A decisão adotada pelos Estados Unidos em 29 de janeiro de declarar Cuba uma ameaça à sua segurança nacional e política externa, juntamente com a imposição de um embargo total ao petróleo, constitui um novo e grave ataque à soberania da ilha. Essa medida faz parte de uma estratégia de décadas, implementada por meio de sanções econômicas, pressão política e criminalização do projeto político cubano. O objetivo é impor a vontade dos Estados Unidos a Cuba e forçar uma mudança de regime.

A ordem executiva classifica Cuba como uma "ameaça incomum e extraordinária" aos Estados Unidos. Essa designação decorre de uma interpretação unilateral que transforma o exercício da soberania cubana em um suposto risco estratégico. A declaração de estado de emergência nacional permite a aplicação de medidas excepcionais, como o endurecimento de sanções e bloqueios, com consequências diretas e profundamente prejudiciais para a população.

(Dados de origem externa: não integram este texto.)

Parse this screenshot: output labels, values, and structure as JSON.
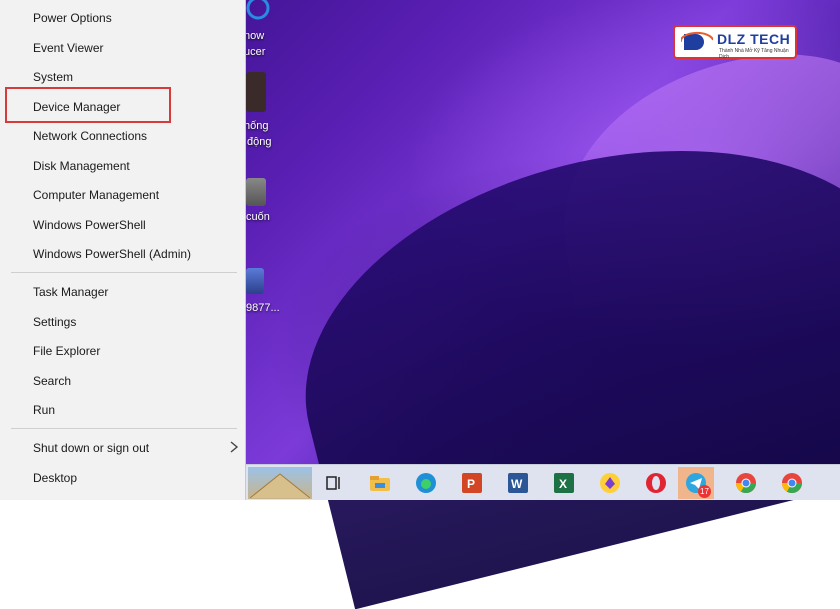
{
  "menu": {
    "items": [
      {
        "label": "Power Options"
      },
      {
        "label": "Event Viewer"
      },
      {
        "label": "System"
      },
      {
        "label": "Device Manager"
      },
      {
        "label": "Network Connections"
      },
      {
        "label": "Disk Management"
      },
      {
        "label": "Computer Management"
      },
      {
        "label": "Windows PowerShell"
      },
      {
        "label": "Windows PowerShell (Admin)"
      },
      {
        "label": "Task Manager"
      },
      {
        "label": "Settings"
      },
      {
        "label": "File Explorer"
      },
      {
        "label": "Search"
      },
      {
        "label": "Run"
      },
      {
        "label": "Shut down or sign out"
      },
      {
        "label": "Desktop"
      }
    ],
    "highlighted_item": "Device Manager",
    "highlight_color": "#d63a3a"
  },
  "desktop_icons": [
    {
      "label": "now\nucer"
    },
    {
      "label": "hống\n động"
    },
    {
      "label": "cuốn"
    },
    {
      "label": "9877..."
    }
  ],
  "logo": {
    "text": "DLZ TECH",
    "tagline": "Thành Nhà Mở Kỹ Tăng Nhuận Dịch"
  },
  "taskbar": {
    "icons": [
      "start-thumbnail",
      "task-view-icon",
      "file-explorer-icon",
      "edge-icon",
      "powerpoint-icon",
      "word-icon",
      "excel-icon",
      "brave-icon",
      "opera-icon",
      "telegram-icon",
      "chrome-icon",
      "chrome-icon"
    ],
    "telegram_badge": "17",
    "active": "telegram-icon",
    "active_color": "#f0b58a"
  }
}
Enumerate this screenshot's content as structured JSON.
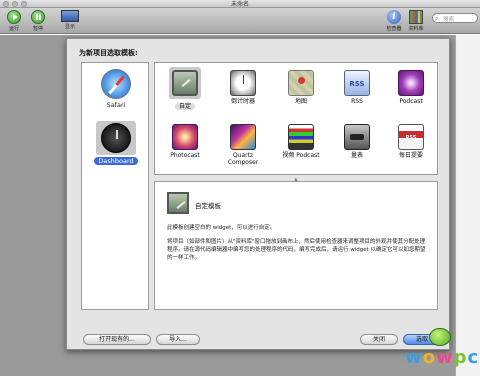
{
  "window": {
    "title": "未命名"
  },
  "toolbar": {
    "items": [
      {
        "label": "运行",
        "icon": "play-icon"
      },
      {
        "label": "暂停",
        "icon": "pause-icon"
      },
      {
        "label": "显示",
        "icon": "display-icon"
      },
      {
        "label": "检查器",
        "icon": "info-icon"
      },
      {
        "label": "资料库",
        "icon": "library-icon"
      }
    ],
    "search_placeholder": "搜索"
  },
  "dialog": {
    "title": "为新项目选取模板:",
    "categories": [
      {
        "label": "Safari",
        "icon": "safari-compass-icon",
        "selected": false
      },
      {
        "label": "Dashboard",
        "icon": "dashboard-icon",
        "selected": true
      }
    ],
    "templates": [
      {
        "label": "自定",
        "icon": "custom-template-icon",
        "selected": true
      },
      {
        "label": "倒计时器",
        "icon": "countdown-timer-icon"
      },
      {
        "label": "地图",
        "icon": "map-icon"
      },
      {
        "label": "RSS",
        "icon": "rss-icon",
        "badge": "RSS"
      },
      {
        "label": "Podcast",
        "icon": "podcast-icon"
      },
      {
        "label": "Photocast",
        "icon": "photocast-icon"
      },
      {
        "label": "Quartz\nComposer",
        "icon": "quartz-composer-icon"
      },
      {
        "label": "视频 Podcast",
        "icon": "video-podcast-icon"
      },
      {
        "label": "量表",
        "icon": "gauge-icon"
      },
      {
        "label": "每日提要",
        "icon": "daily-feed-icon",
        "badge": "RSS"
      }
    ],
    "detail": {
      "name": "自定模板",
      "description_1": "此模板创建空白的 widget，可以进行自定。",
      "description_2": "将项目（如部件和图片）从\"资料库\"窗口拖放到画布上，然后使用检查器来调整项目的外观并使其分配处理程序。请在源代码编辑器中编写您的处理程序的代码，编写完成后，请运行 widget 以确定它可以如您期望的一样工作。"
    },
    "buttons": {
      "open_existing": "打开现有的...",
      "import": "导入...",
      "close": "关闭",
      "choose": "选取"
    }
  },
  "watermark": {
    "text": "wowpc"
  },
  "colors": {
    "selection_blue": "#3b6bd6",
    "primary_button": "#4d8ae6"
  }
}
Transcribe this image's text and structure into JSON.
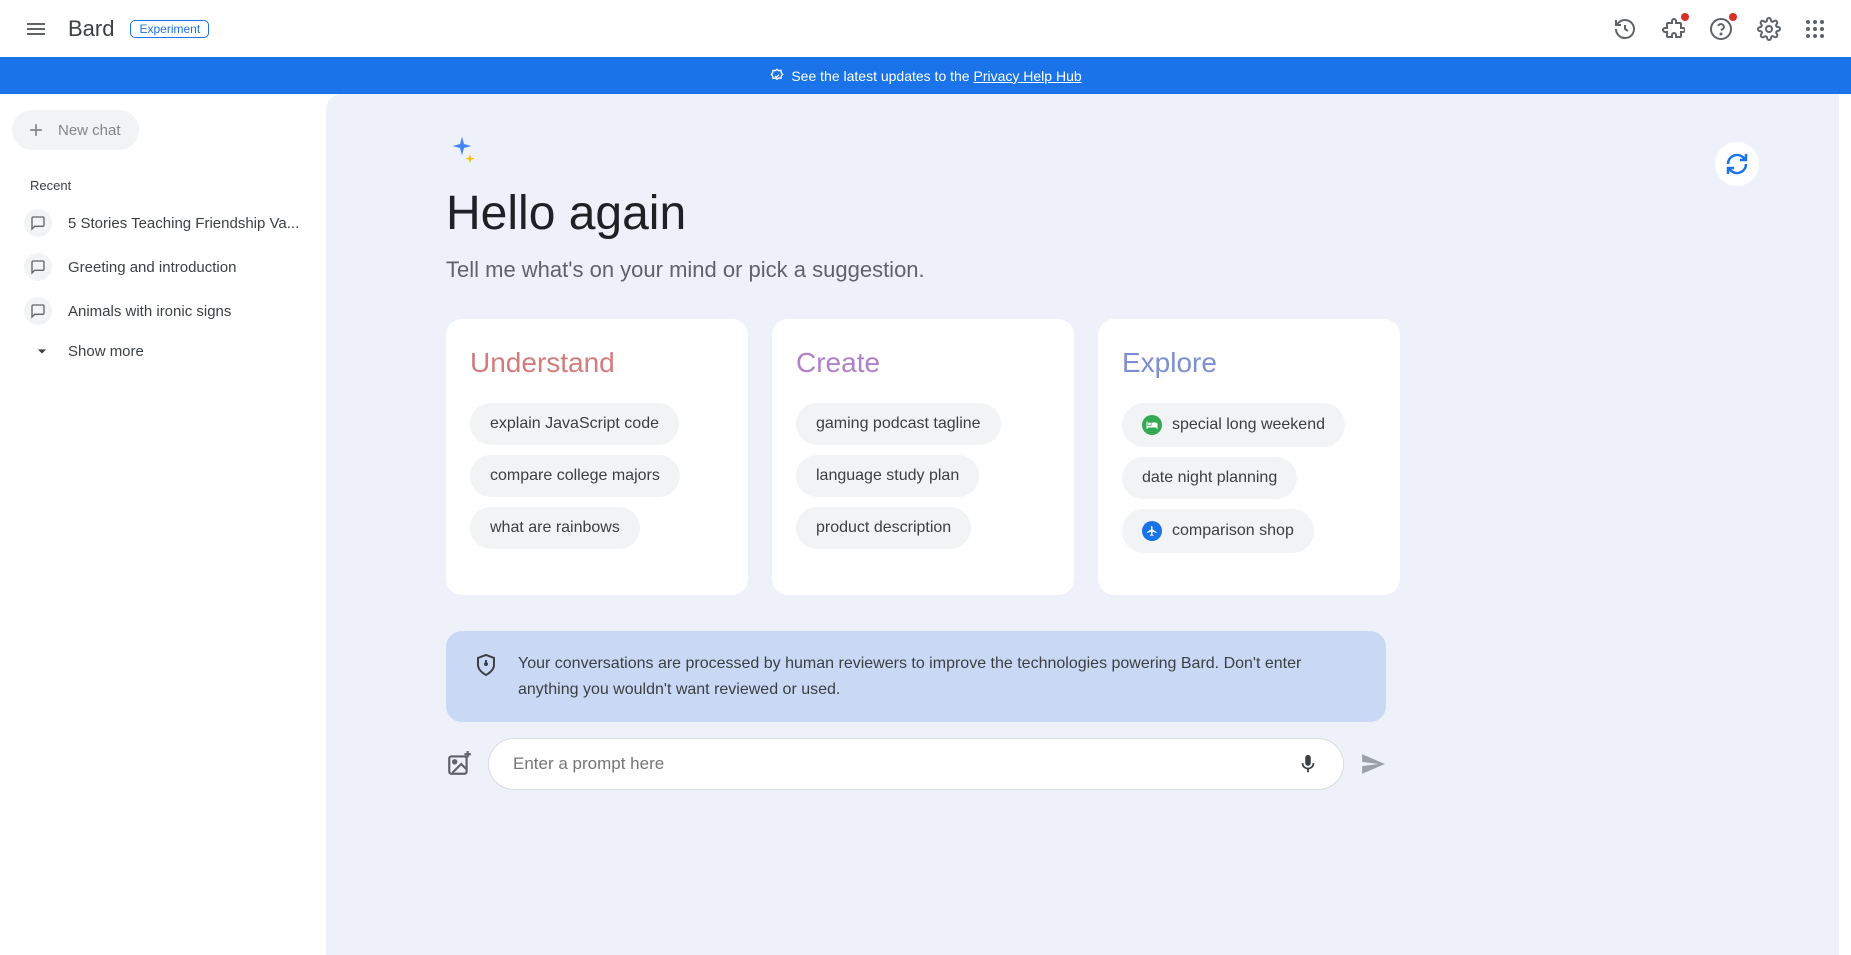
{
  "header": {
    "logo": "Bard",
    "badge": "Experiment"
  },
  "banner": {
    "text_prefix": "See the latest updates to the ",
    "link_text": "Privacy Help Hub"
  },
  "sidebar": {
    "newchat": "New chat",
    "recent_label": "Recent",
    "items": [
      "5 Stories Teaching Friendship Va...",
      "Greeting and introduction",
      "Animals with ironic signs"
    ],
    "showmore": "Show more"
  },
  "main": {
    "greeting": "Hello again",
    "subtitle": "Tell me what's on your mind or pick a suggestion.",
    "cards": [
      {
        "title": "Understand",
        "theme": "t-understand",
        "pills": [
          {
            "label": "explain JavaScript code",
            "icon": null
          },
          {
            "label": "compare college majors",
            "icon": null
          },
          {
            "label": "what are rainbows",
            "icon": null
          }
        ]
      },
      {
        "title": "Create",
        "theme": "t-create",
        "pills": [
          {
            "label": "gaming podcast tagline",
            "icon": null
          },
          {
            "label": "language study plan",
            "icon": null
          },
          {
            "label": "product description",
            "icon": null
          }
        ]
      },
      {
        "title": "Explore",
        "theme": "t-explore",
        "pills": [
          {
            "label": "special long weekend",
            "icon": "hotel"
          },
          {
            "label": "date night planning",
            "icon": null
          },
          {
            "label": "comparison shop",
            "icon": "flight"
          }
        ]
      }
    ],
    "notice": "Your conversations are processed by human reviewers to improve the technologies powering Bard. Don't enter anything you wouldn't want reviewed or used.",
    "input_placeholder": "Enter a prompt here"
  }
}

O texto da ordem vincula Cuba a outros estados e organizações que os Estados Unidos identificam como inimigos, incluindo Rússia, China, Irã, Hamas e Hezbollah. Afirma que Cuba permite que esses atores realizem atividades de inteligência e segurança em seu território, apresentando essas relações como uma ameaça. Esse argumento ignora o direito soberano de Cuba de definir suas alianças internacionais e constrói uma imagem de hostilidade sem fornecer evidências verificáveis ​​de qualquer risco.

A dimensão ideológica ocupa um lugar central na ordem, que afirma que Cuba "dissemina suas ideias, políticas e práticas comunistas por todo o Hemisfério Ocidental". Essa formulação demonstra que o conflito reside no âmbito da disputa política e ideológica. A existência de um projeto soberano, uma alternativa ao modelo estadunidense, é apresentada como um fator a ser erradicado.

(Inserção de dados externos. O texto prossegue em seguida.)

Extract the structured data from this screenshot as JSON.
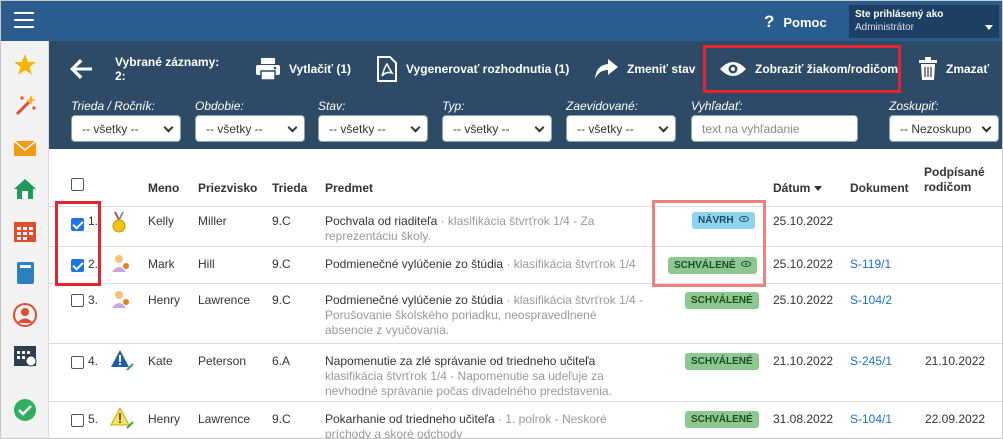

O cerne da ordem é de natureza econômica. Os Estados Unidos reivindicam o poder de impor tarifas e sanções a qualquer país que venda ou forneça petróleo a Cuba, direta ou indiretamente. Essa medida tem um impacto imediato no cotidiano do povo cubano: afeta o transporte, o fornecimento de energia elétrica, a produção de alimentos e a prestação de serviços básicos. A intensificação da guerra econômica funciona como uma ferramenta deliberada de pressão e estrangulamento social, visando gerar desgaste interno e facilitar a intervenção política.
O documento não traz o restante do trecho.